Plasma response models for non-axisymmetric perturbations

The plasma response to non-axisymmetric perturbations arising from external coils or linear instabilities can be treated using various linear and nonlinear models, none of which are fully satisfactory. Linear models cannot provide the full response and the result can depend on the detailed physical model used. The nonlinear response can be treated as a dynamic stability problem or from a nearby perturbed equilibrium approach. The nearby equilibrium approach aims to bypass the detailed evolution and search for the appropriate final state. For these nonlinear models, there is no guarantee that the final state is the one chosen dynamically by the plasma among possible multiple states, or is even accessible. To assure accessibility of the final state, one needs to relate the two-dimensional and nearby three-dimensional system through some set of invariants. One implementation is to add a perturbation from an external field or obtained from a stability code to the equilibrium and solve for 3D force balance.

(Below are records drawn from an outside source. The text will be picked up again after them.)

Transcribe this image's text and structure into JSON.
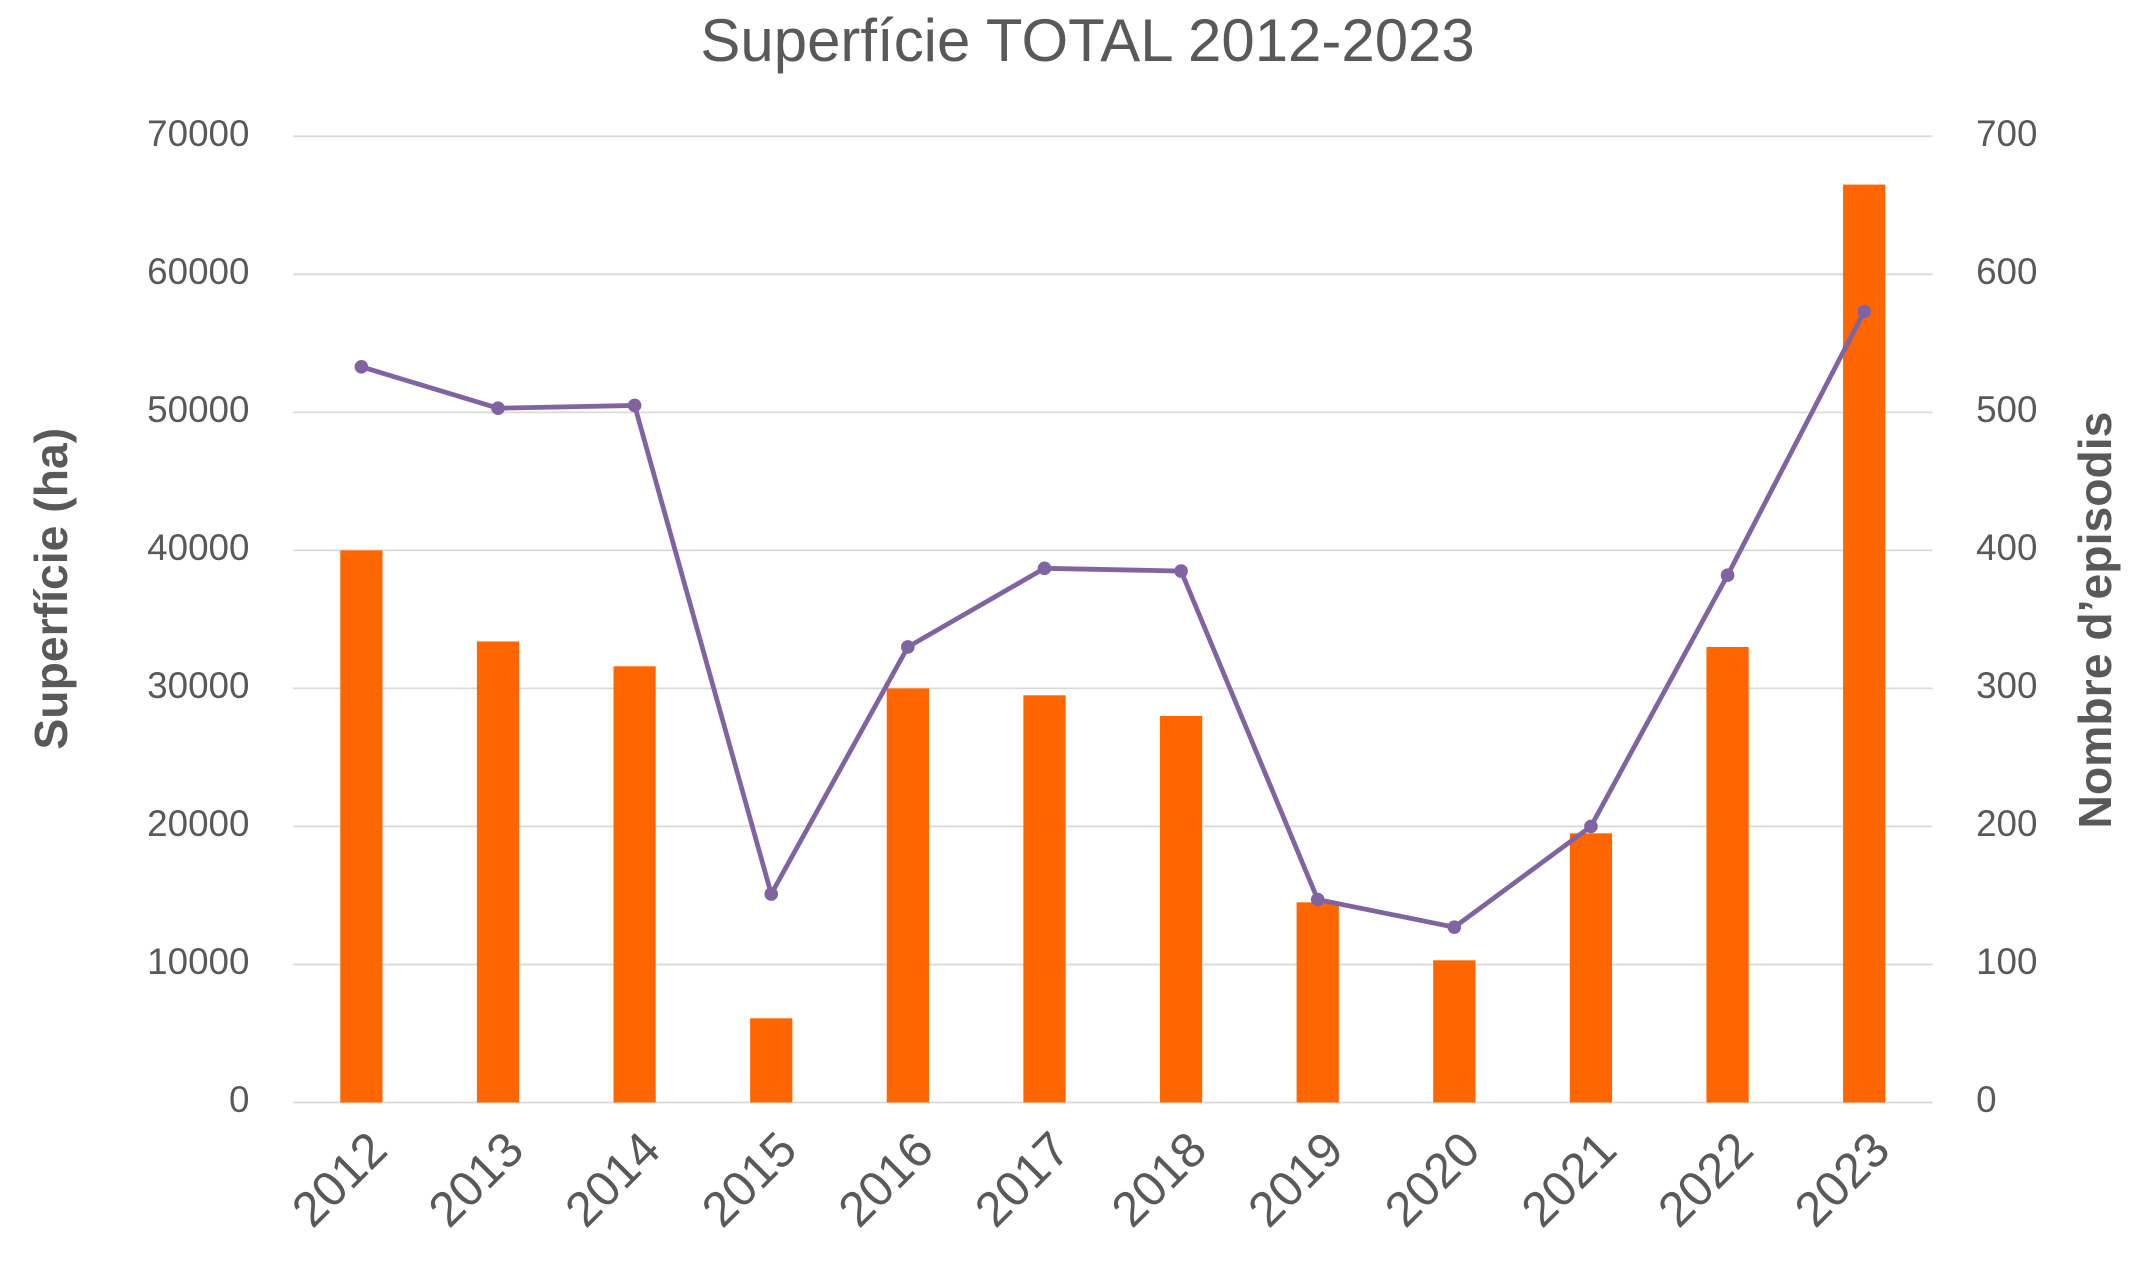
{
  "chart_data": {
    "type": "bar-line",
    "title": "Superfície TOTAL 2012-2023",
    "y_label": "Superfície (ha)",
    "y2_label": "Nombre d’episodis",
    "categories": [
      "2012",
      "2013",
      "2014",
      "2015",
      "2016",
      "2017",
      "2018",
      "2019",
      "2020",
      "2021",
      "2022",
      "2023"
    ],
    "series": [
      {
        "type": "bar",
        "color": "#ff6600",
        "values": [
          40000,
          33400,
          31600,
          6100,
          30000,
          29500,
          28000,
          14500,
          10300,
          19500,
          33000,
          66500
        ]
      },
      {
        "type": "line",
        "axis": "y2",
        "color": "#8064a2",
        "values": [
          533,
          503,
          505,
          151,
          330,
          387,
          385,
          147,
          127,
          200,
          382,
          573
        ]
      }
    ],
    "ylim": [
      0,
      70000
    ],
    "yticks": [
      0,
      10000,
      20000,
      30000,
      40000,
      50000,
      60000,
      70000
    ],
    "y2lim": [
      0,
      700
    ],
    "y2ticks": [
      0,
      100,
      200,
      300,
      400,
      500,
      600,
      700
    ],
    "grid": true
  }
}
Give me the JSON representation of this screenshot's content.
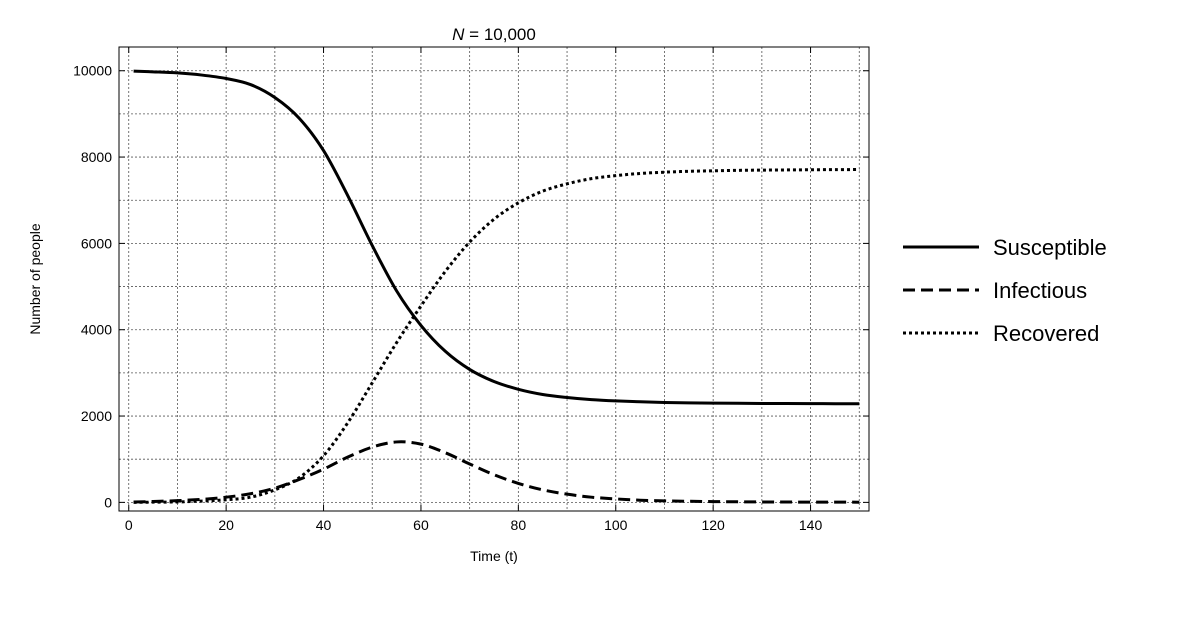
{
  "chart_data": {
    "type": "line",
    "title_var": "N",
    "title_rest": " = 10,000",
    "xlabel": "Time (t)",
    "ylabel": "Number of people",
    "xlim": [
      -2,
      152
    ],
    "ylim": [
      -200,
      10550
    ],
    "x_ticks": [
      0,
      20,
      40,
      60,
      80,
      100,
      120,
      140
    ],
    "y_ticks": [
      0,
      2000,
      4000,
      6000,
      8000,
      10000
    ],
    "grid": true,
    "legend_position": "right",
    "series": [
      {
        "name": "Susceptible",
        "style": "solid",
        "color": "#000000",
        "x": [
          1,
          5,
          10,
          15,
          20,
          25,
          30,
          35,
          40,
          45,
          50,
          55,
          60,
          65,
          70,
          75,
          80,
          85,
          90,
          95,
          100,
          105,
          110,
          115,
          120,
          125,
          130,
          135,
          140,
          145,
          150
        ],
        "y": [
          9990,
          9975,
          9950,
          9900,
          9820,
          9680,
          9380,
          8900,
          8150,
          7100,
          5950,
          4900,
          4100,
          3500,
          3080,
          2800,
          2620,
          2500,
          2430,
          2380,
          2350,
          2330,
          2315,
          2305,
          2300,
          2295,
          2292,
          2290,
          2288,
          2286,
          2285
        ]
      },
      {
        "name": "Infectious",
        "style": "dashed",
        "color": "#000000",
        "x": [
          1,
          5,
          10,
          15,
          20,
          25,
          30,
          35,
          40,
          45,
          50,
          55,
          60,
          65,
          70,
          75,
          80,
          85,
          90,
          95,
          100,
          105,
          110,
          115,
          120,
          125,
          130,
          135,
          140,
          145,
          150
        ],
        "y": [
          10,
          20,
          40,
          70,
          120,
          200,
          330,
          530,
          770,
          1050,
          1280,
          1400,
          1350,
          1150,
          890,
          640,
          440,
          290,
          190,
          120,
          80,
          50,
          35,
          25,
          18,
          13,
          10,
          8,
          6,
          5,
          4
        ]
      },
      {
        "name": "Recovered",
        "style": "dotted",
        "color": "#000000",
        "x": [
          1,
          5,
          10,
          15,
          20,
          25,
          30,
          35,
          40,
          45,
          50,
          55,
          60,
          65,
          70,
          75,
          80,
          85,
          90,
          95,
          100,
          105,
          110,
          115,
          120,
          125,
          130,
          135,
          140,
          145,
          150
        ],
        "y": [
          0,
          5,
          10,
          30,
          60,
          120,
          290,
          570,
          1080,
          1850,
          2770,
          3700,
          4550,
          5350,
          6030,
          6560,
          6940,
          7210,
          7380,
          7500,
          7570,
          7620,
          7650,
          7670,
          7682,
          7692,
          7698,
          7702,
          7706,
          7709,
          7711
        ]
      }
    ]
  }
}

In that case, the invariants are buried in the numerical details of the equilibrium code. An appropriate set of constraints is not presently known; they depend on whether the dynamic evolution should be considered adiabatic or not. It is proposed that a suitable set of invariants may be obtained from considering the magnetic helicity, which is conserved exactly in ideal magnetohydrodynamics (MHD) but is broken at rational surfaces by non-ideal effects. In general, constraints for the equilibrium approach, including magnetic helicity, can be validated using full nonlinear extended MHD calculations in the dynamic approach.